OBJECTIVES: This study sought to identify homogenous echocardiographic phenotypes in community-based cohorts and assess their association with outcomes. BACKGROUND: Asymptomatic cardiac dysfunction leads to a high risk of long-term cardiovascular morbidity and mortality; however, better echocardiographic classification of asymptomatic individuals remains a challenge. METHODS: Echocardiographic phenotypes were identified using K-means clustering in the first generation of the STANISLAS (Yearly non-invasive follow-up of Health status of Lorraine insured inhabitants) cohort (N = 827; mean age: 60 ± 5 years; men: 48%), and their associations with vascular function and circulating biomarkers were also assessed. These phenotypes were externally validated in the Malmö Preventive Project cohort (N = 1,394; mean age: 67 ± 6 years; men: 70%), and their associations with the composite of cardiovascular mortality (CVM) or heart failure hospitalization (HFH) were assessed as well.
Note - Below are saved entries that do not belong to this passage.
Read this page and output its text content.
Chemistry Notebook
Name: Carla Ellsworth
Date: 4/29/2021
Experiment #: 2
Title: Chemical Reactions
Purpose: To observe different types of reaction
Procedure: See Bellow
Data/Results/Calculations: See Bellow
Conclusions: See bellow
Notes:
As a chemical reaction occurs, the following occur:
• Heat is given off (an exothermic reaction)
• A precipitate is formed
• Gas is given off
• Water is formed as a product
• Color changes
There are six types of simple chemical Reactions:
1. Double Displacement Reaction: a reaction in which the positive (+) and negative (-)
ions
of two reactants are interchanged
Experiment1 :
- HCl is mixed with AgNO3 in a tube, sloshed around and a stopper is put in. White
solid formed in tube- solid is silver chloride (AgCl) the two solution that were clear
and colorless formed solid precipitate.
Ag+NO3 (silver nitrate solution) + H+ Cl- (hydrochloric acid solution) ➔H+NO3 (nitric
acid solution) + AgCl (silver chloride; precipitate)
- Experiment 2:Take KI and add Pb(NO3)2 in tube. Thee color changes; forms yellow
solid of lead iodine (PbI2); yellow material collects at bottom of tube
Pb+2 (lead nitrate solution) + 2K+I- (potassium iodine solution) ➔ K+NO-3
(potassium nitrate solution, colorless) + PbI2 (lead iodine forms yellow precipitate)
RESULTS: Three echocardiographic phenotypes were identified as "mostly normal (MN)" (n = 334), "diastolic changes (D)" (n = 323), and "diastolic changes with structural remodeling (D/S)" (n = 170). The D and D/S phenotypes had similar ages, body mass indices, cardiovascular risk factors, vascular impairments, and diastolic function changes. The D phenotype consisted mainly of women and featured increased levels of inflammatory biomarkers, whereas the D/S phenotype, consisted predominantly of men, displayed the highest values of left ventricular mass, volume, and remodeling biomarkers. The phenotypes were predicted based on a simple algorithm including e', left ventricular mass and volume (e'VM algorithm). In the Malmö cohort, subgroups derived from e'VM algorithm were significantly associated with a higher risk of CVM and HFH (adjusted HR in the D phenotype = 1.87; 95% CI: 1.04 to 3.37; adjusted HR in the D/S phenotype = 3.02; 95% CI: 1.71 to 5.34). CONCLUSIONS: Among asymptomatic, middle-aged individuals, echocardiographic data-driven classification based on the simple e'VM algorithm identified profiles with different long-term HF risk. (4th Visit at 17 Years of Cohort STANISLAS-Stanislas Ancillary Study ESCIF [STANISLASV4]; NCT01391442).